I am a novice programmer in Node JS. I have a few queries regarding process related issues like locking and race conditions in Node JS and Mongo DB.

My codes are working perfectly in local environment,but when I am moving to production and come across large number of requests,I might encounter certain issues.

  1. How do we avoid write level race conditions for mongo slaves located in different regions? ie say one piece of data is being written locally but the true value for it is being written remotely that is delayed
  2. Consider we have node processes located regionally would it need to hit mongo master located in another region which then routes the request to a regional slave? This considerably increases the latency of each write - how do we avoid this? Can we have direct writes to regional slaves from local processes and some kind of replication to maintain data consistency?
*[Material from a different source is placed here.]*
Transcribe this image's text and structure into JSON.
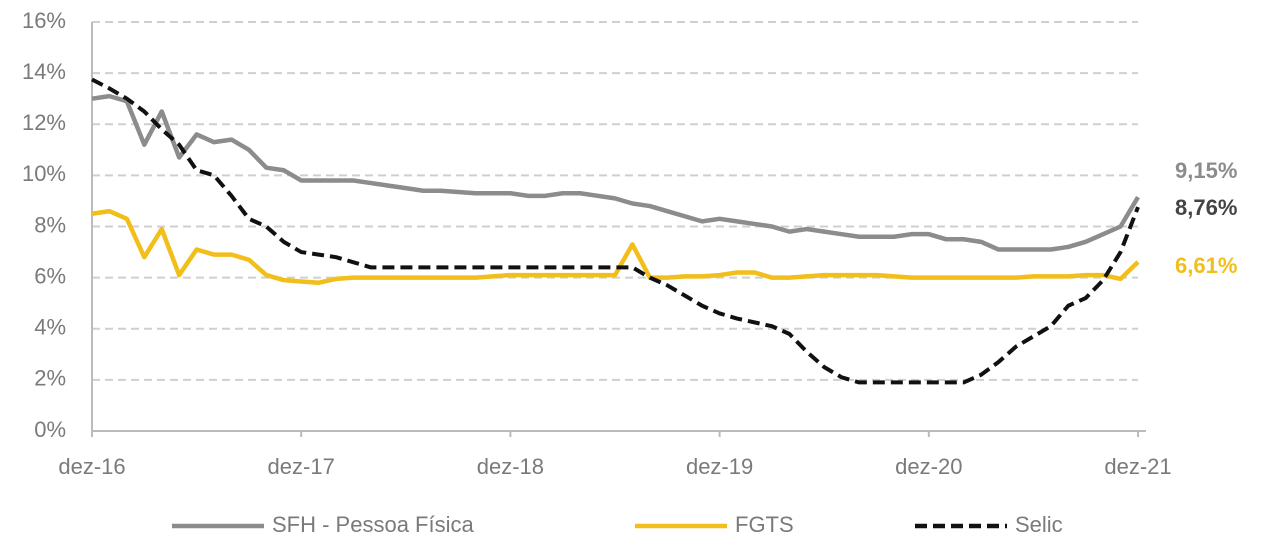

I use a Node REST api and use mongoose as the Mongo DB driver.Any help would be deeply appreciated .Thank you .

MongoDB's automatic failover and high availability features are provided by what's called replication. The standard MongoDB terms are "primary" for master and "secondary" for slave, so I'll use those terms to be consistent with the documentation and the user base at large. I think both of your questions are answered by one fact: in a replica set, the primary is the only member that accepts writes from clients, ever. The secondaries get the data replicated to them asynchronously a short time later. To answer the questions directly:

  1. No writes to slaves except internal replication of writes from the primary, so no "race condition" with writes can arise.

  2. All writes must go to the primary. The replication system will distribute to data to the secondaries asynchronously. You can read from secondaries, but it isn't a best practice despite its occasional utility. I'd suggest reading about replica set read preference and reading Asya Kamsky's blog post about scaling with replica sets before deciding to read from secondaries.